The official, who spoke on condition of anonymity to discuss the president’s schedule, gave no reason why Biden will not appear at the two-week summit known as COP28.

But senior White House aides suggested the war between Israel and Hamas had consumed the president in recent weeks and days as he pushed for a pause in the fighting and the release of hostages held by Hamas.

“They have the war in the Middle East and a war in Ukraine, there’s all kinds of things going on,” John Kerry, Mr. Biden’s special envoy for climate change, said when asked in an interview last week about the plans of Mr. Biden. . Mr. Kerry and his team will be in Dubai.

Kirsten Allen, spokeswoman for Vice President Kamala Harris, said last week that Ms.

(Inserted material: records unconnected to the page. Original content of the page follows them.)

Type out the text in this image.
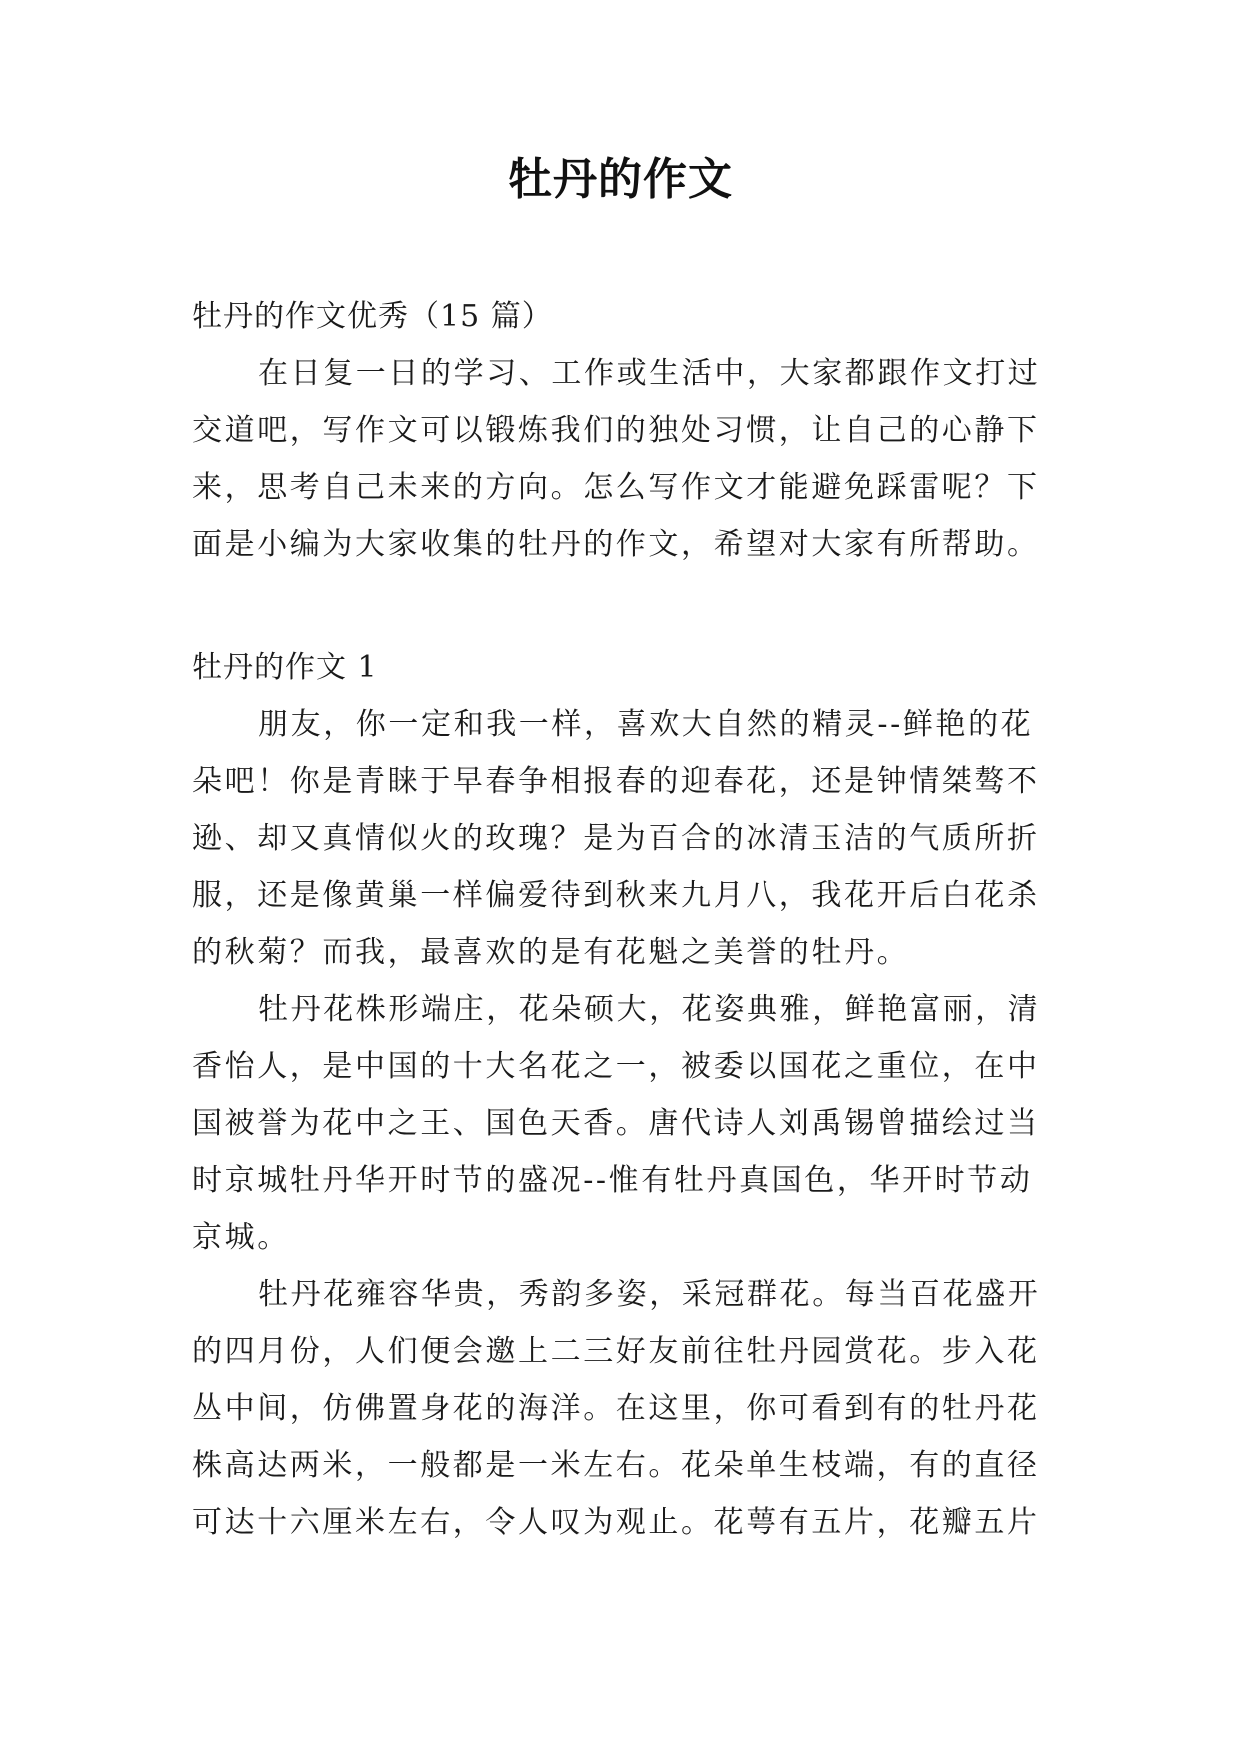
牡丹的作文
牡丹的作文优秀（15 篇）
在日复一日的学习、工作或生活中，大家都跟作文打过
交道吧，写作文可以锻炼我们的独处习惯，让自己的心静下
来，思考自己未来的方向。怎么写作文才能避免踩雷呢？下
面是小编为大家收集的牡丹的作文，希望对大家有所帮助。
牡丹的作文 1
朋友，你一定和我一样，喜欢大自然的精灵--鲜艳的花
朵吧！你是青睐于早春争相报春的迎春花，还是钟情桀骜不
逊、却又真情似火的玫瑰？是为百合的冰清玉洁的气质所折
服，还是像黄巢一样偏爱待到秋来九月八，我花开后白花杀
的秋菊？而我，最喜欢的是有花魁之美誉的牡丹。
牡丹花株形端庄，花朵硕大，花姿典雅，鲜艳富丽，清
香怡人，是中国的十大名花之一，被委以国花之重位，在中
国被誉为花中之王、国色天香。唐代诗人刘禹锡曾描绘过当
时京城牡丹华开时节的盛况--惟有牡丹真国色，华开时节动
京城。
牡丹花雍容华贵，秀韵多姿，采冠群花。每当百花盛开
的四月份，人们便会邀上二三好友前往牡丹园赏花。步入花
丛中间，仿佛置身花的海洋。在这里，你可看到有的牡丹花
株高达两米，一般都是一米左右。花朵单生枝端，有的直径
可达十六厘米左右，令人叹为观止。花萼有五片，花瓣五片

Harris had no plans to attend COP28.

Tackling global warming has been a central domestic and international issue for Mr. Biden, who earlier this month called climate change “the ultimate threat to humanity.”

For the past two years, Mr. Biden has attended the annual U.N. climate conference, the location of which is changing. In 2021, Mr. Biden traveled to Glasgow for the talks, where he apologized for the United States’ brief withdrawal from a global climate pact under President Donald J. Trump, who mocked climate science.

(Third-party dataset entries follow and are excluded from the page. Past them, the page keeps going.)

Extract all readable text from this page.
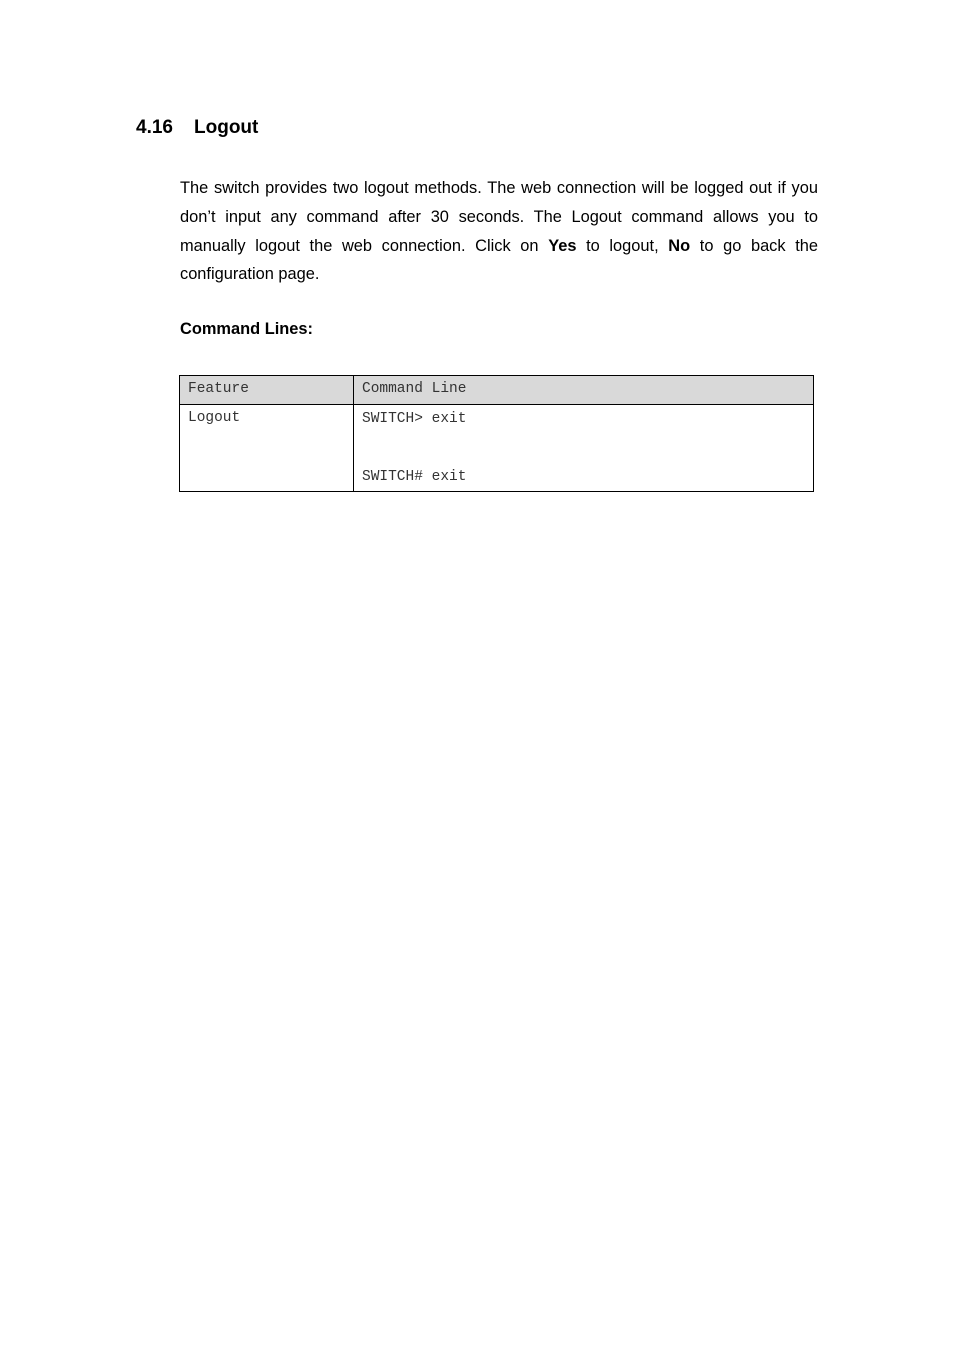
4.16 Logout

The switch provides two logout methods. The web connection will be logged out if you don’t input any command after 30 seconds. The Logout command allows you to manually logout the web connection. Click on Yes to logout, No to go back the configuration page.

Command Lines:

Feature	Command Line
Logout	SWITCH> exit
SWITCH# exit
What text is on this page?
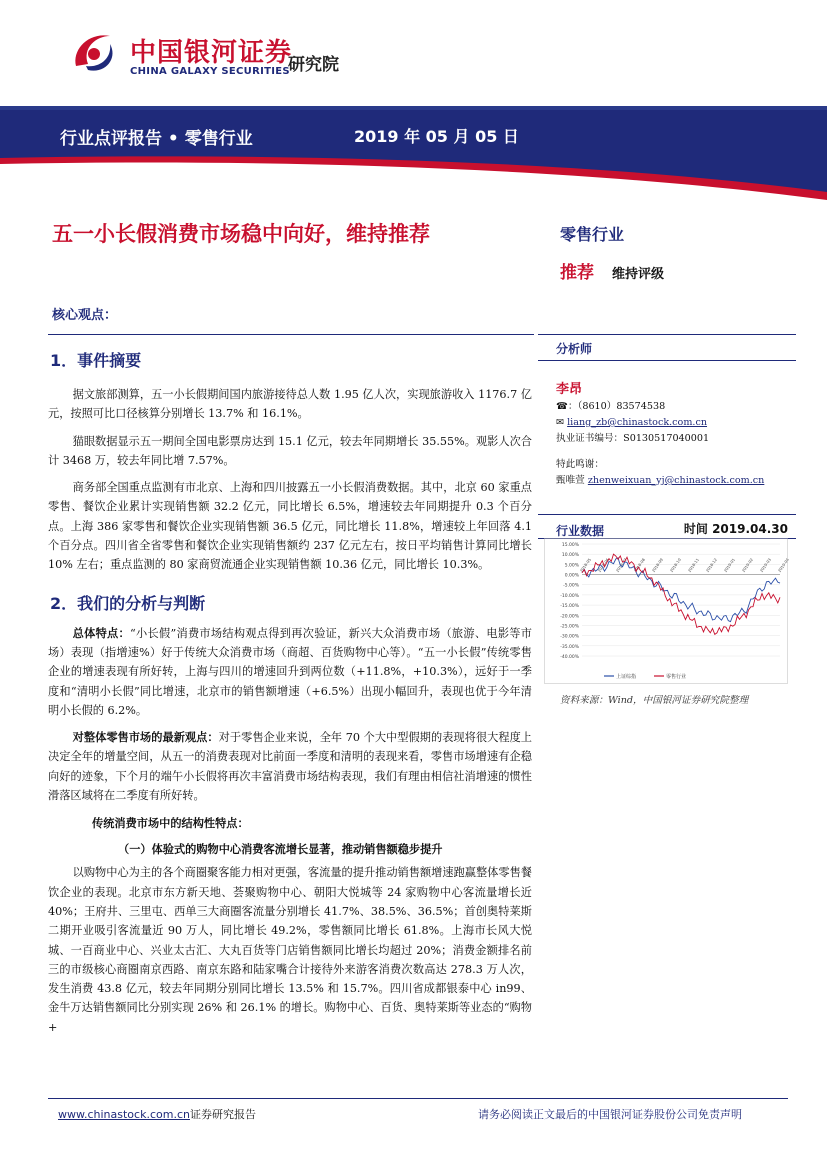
中国银河证券
CHINA GALAXY SECURITIES
研究院
行业点评报告 • 零售行业	2019 年 05 月 05 日
五一小长假消费市场稳中向好，维持推荐	零售行业
推荐 维持评级
核心观点：
1．事件摘要

据文旅部测算，五一小长假期间国内旅游接待总人数 1.95 亿人次，实现旅游收入 1176.7 亿元，按照可比口径核算分别增长 13.7% 和 16.1%。

猫眼数据显示五一期间全国电影票房达到 15.1 亿元，较去年同期增长 35.55%。观影人次合计 3468 万，较去年同比增 7.57%。

商务部全国重点监测有市北京、上海和四川披露五一小长假消费数据。其中，北京 60 家重点零售、餐饮企业累计实现销售额 32.2 亿元，同比增长 6.5%，增速较去年同期提升 0.3 个百分点。上海 386 家零售和餐饮企业实现销售额 36.5 亿元，同比增长 11.8%，增速较上年回落 4.1 个百分点。四川省全省零售和餐饮企业实现销售额约 237 亿元左右，按日平均销售计算同比增长 10% 左右；重点监测的 80 家商贸流通企业实现销售额 10.36 亿元，同比增长 10.3%。

2．我们的分析与判断

总体特点：“小长假”消费市场结构观点得到再次验证，新兴大众消费市场（旅游、电影等市场）表现（指增速%）好于传统大众消费市场（商超、百货购物中心等）。“五一小长假”传统零售企业的增速表现有所好转，上海与四川的增速回升到两位数（+11.8%，+10.3%），远好于一季度和“清明小长假”同比增速，北京市的销售额增速（+6.5%）出现小幅回升，表现也优于今年清明小长假的 6.2%。

对整体零售市场的最新观点：对于零售企业来说，全年 70 个大中型假期的表现将很大程度上决定全年的增量空间，从五一的消费表现对比前面一季度和清明的表现来看，零售市场增速有企稳向好的迹象，下个月的端午小长假将再次丰富消费市场结构表现，我们有理由相信社消增速的惯性滑落区域将在二季度有所好转。

传统消费市场中的结构性特点：
（一）体验式的购物中心消费客流增长显著，推动销售额稳步提升

以购物中心为主的各个商圈聚客能力相对更强，客流量的提升推动销售额增速跑赢整体零售餐饮企业的表现。北京市东方新天地、荟聚购物中心、朝阳大悦城等 24 家购物中心客流量增长近 40%；王府井、三里屯、西单三大商圈客流量分别增长 41.7%、38.5%、36.5%；首创奥特莱斯二期开业吸引客流量近 90 万人，同比增长 49.2%，零售额同比增长 61.8%。上海市长风大悦城、一百商业中心、兴业太古汇、大丸百货等门店销售额同比增长均超过 20%；消费金额排名前三的市级核心商圈南京西路、南京东路和陆家嘴合计接待外来游客消费次数高达 278.3 万人次，发生消费 43.8 亿元，较去年同期分别同比增长 13.5% 和 15.7%。四川省成都银泰中心 in99、金牛万达销售额同比分别实现 26% 和 26.1% 的增长。购物中心、百货、奥特莱斯等业态的“购物+

分析师
李昂
☎：（8610）83574538
✉ liang_zb@chinastock.com.cn
执业证书编号：S0130517040001
特此鸣谢：
甄唯萱 zhenweixuan_yj@chinastock.com.cn
行业数据	时间 2019.04.30
15.00%
10.00%
5.00%
0.00%
-5.00%
-10.00%
-15.00%
-20.00%
-25.00%
-30.00%
-35.00%
-40.00%
2018-05 2018-06 2018-07 2018-08 2018-09 2018-10 2018-11 2018-12 2019-01 2019-02 2019-03 2019-04
上证综指	零售行业
资料来源：Wind，中国银河证券研究院整理
www.chinastock.com.cn证券研究报告	请务必阅读正文最后的中国银河证券股份公司免责声明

Last year, he made a three-hour stop in Egypt for the summit, where he reaffirmed U.S. leadership in the global fight against climate change and promoted the passage of the country’s most important climate law. That legislation, the Inflation Reduction Act, will direct at least $370 billion into clean energy over the next decade. Mr Biden told the assembled leaders it would help the rest of the world move away from fossil fuels.

Climate activists are likely to be angry about Mr Biden’s decision to abandon this year’s UN talks. But analysts said it was not typical for a US president to attend every climate summit.

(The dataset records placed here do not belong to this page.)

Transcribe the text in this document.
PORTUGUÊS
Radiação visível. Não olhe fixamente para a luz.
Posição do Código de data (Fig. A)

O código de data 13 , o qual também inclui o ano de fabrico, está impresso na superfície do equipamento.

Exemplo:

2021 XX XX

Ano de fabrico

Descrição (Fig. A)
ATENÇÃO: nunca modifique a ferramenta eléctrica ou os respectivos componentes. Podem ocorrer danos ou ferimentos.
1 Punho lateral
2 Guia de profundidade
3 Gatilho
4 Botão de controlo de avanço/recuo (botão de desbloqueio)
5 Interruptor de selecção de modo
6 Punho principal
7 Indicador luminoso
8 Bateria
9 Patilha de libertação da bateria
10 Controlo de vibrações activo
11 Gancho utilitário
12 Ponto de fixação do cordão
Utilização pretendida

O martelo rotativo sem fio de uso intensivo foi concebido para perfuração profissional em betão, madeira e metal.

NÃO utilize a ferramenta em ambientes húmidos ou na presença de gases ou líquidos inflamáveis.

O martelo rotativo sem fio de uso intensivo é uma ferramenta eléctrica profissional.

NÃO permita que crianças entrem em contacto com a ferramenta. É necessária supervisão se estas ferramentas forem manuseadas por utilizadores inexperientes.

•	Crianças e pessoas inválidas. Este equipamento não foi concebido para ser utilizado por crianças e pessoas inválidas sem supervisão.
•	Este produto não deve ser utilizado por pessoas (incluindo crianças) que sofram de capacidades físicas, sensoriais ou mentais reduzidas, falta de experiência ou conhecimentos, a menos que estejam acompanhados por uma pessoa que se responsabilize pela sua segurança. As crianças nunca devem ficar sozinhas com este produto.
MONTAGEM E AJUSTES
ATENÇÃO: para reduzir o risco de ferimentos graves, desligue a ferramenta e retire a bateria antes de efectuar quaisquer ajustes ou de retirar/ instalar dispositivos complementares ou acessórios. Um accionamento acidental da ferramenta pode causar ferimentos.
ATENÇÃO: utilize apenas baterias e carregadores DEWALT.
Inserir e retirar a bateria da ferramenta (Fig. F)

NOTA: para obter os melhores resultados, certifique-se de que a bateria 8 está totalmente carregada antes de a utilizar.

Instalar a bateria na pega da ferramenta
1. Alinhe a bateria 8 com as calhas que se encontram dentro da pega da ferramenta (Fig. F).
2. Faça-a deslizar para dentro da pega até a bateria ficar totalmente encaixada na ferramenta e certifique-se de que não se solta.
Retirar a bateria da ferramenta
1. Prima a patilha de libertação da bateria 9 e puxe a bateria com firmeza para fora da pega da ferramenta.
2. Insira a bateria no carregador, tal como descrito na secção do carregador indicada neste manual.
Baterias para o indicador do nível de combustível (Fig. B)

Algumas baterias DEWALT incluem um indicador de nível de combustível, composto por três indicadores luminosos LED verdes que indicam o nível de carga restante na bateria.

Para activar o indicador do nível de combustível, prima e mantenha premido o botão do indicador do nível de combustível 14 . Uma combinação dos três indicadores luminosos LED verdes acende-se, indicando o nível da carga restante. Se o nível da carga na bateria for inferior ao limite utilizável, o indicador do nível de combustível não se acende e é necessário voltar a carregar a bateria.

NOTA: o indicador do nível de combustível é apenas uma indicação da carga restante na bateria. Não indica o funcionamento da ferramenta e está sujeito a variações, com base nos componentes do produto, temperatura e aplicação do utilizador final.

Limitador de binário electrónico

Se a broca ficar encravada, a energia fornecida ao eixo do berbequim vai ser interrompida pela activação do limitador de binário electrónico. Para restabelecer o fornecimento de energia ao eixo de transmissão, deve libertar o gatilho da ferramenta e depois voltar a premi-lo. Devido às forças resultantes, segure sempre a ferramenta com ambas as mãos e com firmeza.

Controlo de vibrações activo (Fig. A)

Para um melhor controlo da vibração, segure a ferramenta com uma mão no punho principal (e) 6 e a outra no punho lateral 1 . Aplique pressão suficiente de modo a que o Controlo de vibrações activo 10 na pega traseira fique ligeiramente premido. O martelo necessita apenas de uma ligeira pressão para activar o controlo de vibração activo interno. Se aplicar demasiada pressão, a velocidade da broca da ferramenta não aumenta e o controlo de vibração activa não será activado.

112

In Dubai, leaders are expected to discuss their progress, or lack thereof, in limiting global warming to 1.5 degrees Celsius (2.7 degrees Fahrenheit) above pre-industrial levels.

That’s the threshold above which scientists say people will struggle to adapt to the intensification of wildfires, heat waves, droughts and storms. In 2015, countries agreed to reduce emissions from burning coal, oil and gas to keep global warming “well below 2 degrees Celsius,” and ideally no more than 1.5 degrees Celsius.

But the planet has already warmed by an average of 1.2 degrees Celsius, and although the United States and some other countries have reduced their greenhouse gases, global emissions continue to rise.

Scientists say the world must cut emissions 43 percent below 2019 levels by 2030 to avoid catastrophic effects of climate change. But current national climate plans will only achieve a 7 percent reduction.

In Dubai, countries are expected to discuss ways to step up climate action and debate whether they will agree to a phase-out of fossil fuels.

David Victor, a nonresident senior fellow at the Brookings Institution, a Washington think tank, said the work could be handled by Mr. Kerry and others.

“I don’t quite understand why you would send a president to an event that has no clear outcome,” Mr. Victor said. Biden’s absence, he said, sends “a message that not much can be done by sending in a leader.”

About 70,000 people are expected to attend COP28. The United States is likely to come under fire at the summit for failing to deliver on its promises to help developing countries transition to clean energy and adapt to climate change.

Alden Meyer, a senior fellow at E3G, an environmental research organization, said he thought it was important for leaders, including Mr. Biden and President Xi Jinping of China, to attend the summits. But he noted that the United States and China, the world’s two biggest emitters, recently signed a joint deal to boost renewable energy sources with the aim of displacing coal, gas and oil.

“If President Xi and President Biden can build on the work that their two special envoys have done, that could be more important than them actually showing up and joining dozens or hundreds of other world leaders in scripted dialogues,” Mr. Meyer said.